Uma dica interessante sobre a natureza do estado pode ser vista nas tentações de Jesus (Mateus 4:1-11, Lucas4:1-13), pouco exploradas pela maioria dos estudiosos. Em Mateus, a terceira tentação de Cristo são "os reinos do mundo e seu esplendor", os quais Satã promete dar a Jesus caso ele seja subserviente a Satã. Estranhamente, mesmo Satã sendo considerado o "príncipe [regente] desse mundo" (João 12:31, 14:30, 16:11), frequentemente não consideramos de forma sensata o que significa tal oferta.

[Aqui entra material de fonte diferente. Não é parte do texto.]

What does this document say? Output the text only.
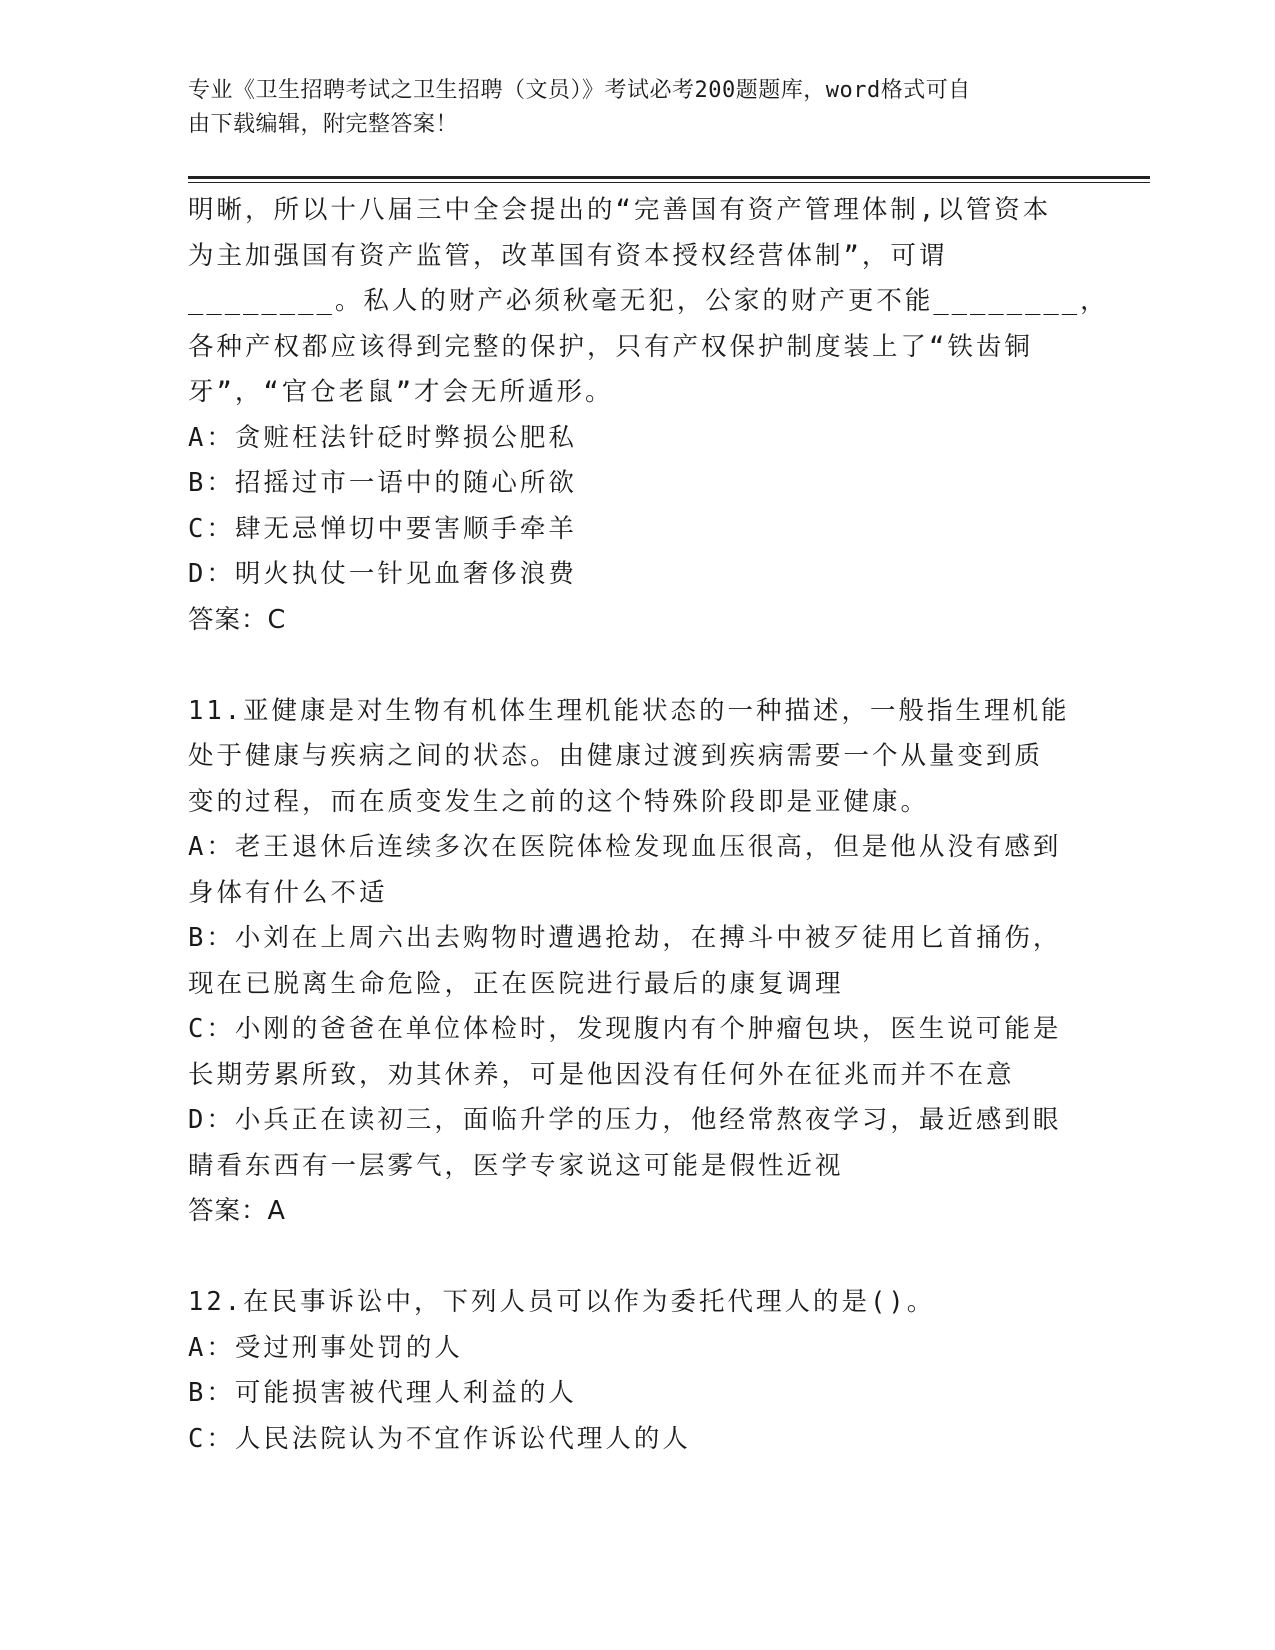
专业《卫生招聘考试之卫生招聘（文员）》考试必考200题题库，word格式可自
由下载编辑，附完整答案！
明晰，所以十八届三中全会提出的“完善国有资产管理体制,以管资本
为主加强国有资产监管，改革国有资本授权经营体制”，可谓
________。私人的财产必须秋毫无犯，公家的财产更不能________，
各种产权都应该得到完整的保护，只有产权保护制度装上了“铁齿铜
牙”，“官仓老鼠”才会无所遁形。
A：贪赃枉法针砭时弊损公肥私
B：招摇过市一语中的随心所欲
C：肆无忌惮切中要害顺手牵羊
D：明火执仗一针见血奢侈浪费
答案：C
11.亚健康是对生物有机体生理机能状态的一种描述，一般指生理机能
处于健康与疾病之间的状态。由健康过渡到疾病需要一个从量变到质
变的过程，而在质变发生之前的这个特殊阶段即是亚健康。
A：老王退休后连续多次在医院体检发现血压很高，但是他从没有感到
身体有什么不适
B：小刘在上周六出去购物时遭遇抢劫，在搏斗中被歹徒用匕首捅伤，
现在已脱离生命危险，正在医院进行最后的康复调理
C：小刚的爸爸在单位体检时，发现腹内有个肿瘤包块，医生说可能是
长期劳累所致，劝其休养，可是他因没有任何外在征兆而并不在意
D：小兵正在读初三，面临升学的压力，他经常熬夜学习，最近感到眼
睛看东西有一层雾气，医学专家说这可能是假性近视
答案：A
12.在民事诉讼中，下列人员可以作为委托代理人的是()。
A：受过刑事处罚的人
B：可能损害被代理人利益的人
C：人民法院认为不宜作诉讼代理人的人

Creio que Satã foi muito sincero em sua proposta: Jesus não considerou isso impossível. Jesus parece entender que os reinos do mundo realmente pertencem ao Satã, e nós não deveríamos pensar diferente. Logicamente, isso significa que os reinos do mundo estão em inimizade com Deus. Com efeito, você consegue encontrar comprovações disso de forma direta e indireta nas escrituras, em diversos textos.

O Antigo Testamento indica claramente que as religiões pagãs, frequentemente encorajadas por Satã por meio de suas feitiçarias e bruxarias, eram intimamente ligadas à liderança política nacional. G.K. Chesterton concorda com essa interpretação e nos mostra evidências da história em seu livro o The Everlasting Man. Herodes compreende que a criança Jesus é uma ameaça ao seu poder, e por isso ordena a morte de centenas, se não milhares de crianças, em uma tentativa de impedir essa insurreição (Mateus 2).

Além disso, o tema da Babilônia como um estado maligno sobre a influência de Satã permeia o livro do Apocalipse. Em Apocalipse 18:4, por exemplo, Deus exorta Sua Igreja: "Sai dela, povo meu, para que não sejas participante dos seus pecados, e para que não incorras nas suas pragas".

Discutir brevemente as diferenças entre o reino dos homens e o Reino de Deus é um exercício ilustrativo. Um dos temas recorrentes nos Evangelhos, especialmente Mateus, é que Jesus é um rei que irá criar o Reino de Deus. Mas Jesus afirma explicitamente que "meu reino não é deste mundo... meu reino não é daqui (João 18:36). As "regras / leis do reino" como explicadas no sermão da montanha são diferentes de qualquer tipo de lei estatal que já existiu.

Além disso, não é função do cristão usar a força bruta para a vinda do Seu reino, mas sim "buscai primeiro o reino de Deus, e a sua justiça" (Mateus 6:33). Os reinos do homem são fundados no poder e na violência, mas o Reino de Deus é fundado na humildade (Mateus 18:4), serviço (Mateus 20:26) e amor (João 13:35). Enquanto não podemos nos desvincular totalmente dos governos desse mundo, somos lembrados, mais uma vez, que "nossa cidadania, porém, está nos céus" (Filipenses 3:20).

Em suma, os ensinamentos práticos de Jesus sobre o governo civil são virtualmente inexistentes, mas os evangelhos fazem algumas colocações fortes sobre a natureza do estado que podem nos surpreender. O estado parece ter uma forte conexão com Satã e seu reino, e é antitético ao Reino de Deus, o qual condena o uso do poder para o ganho pessoal.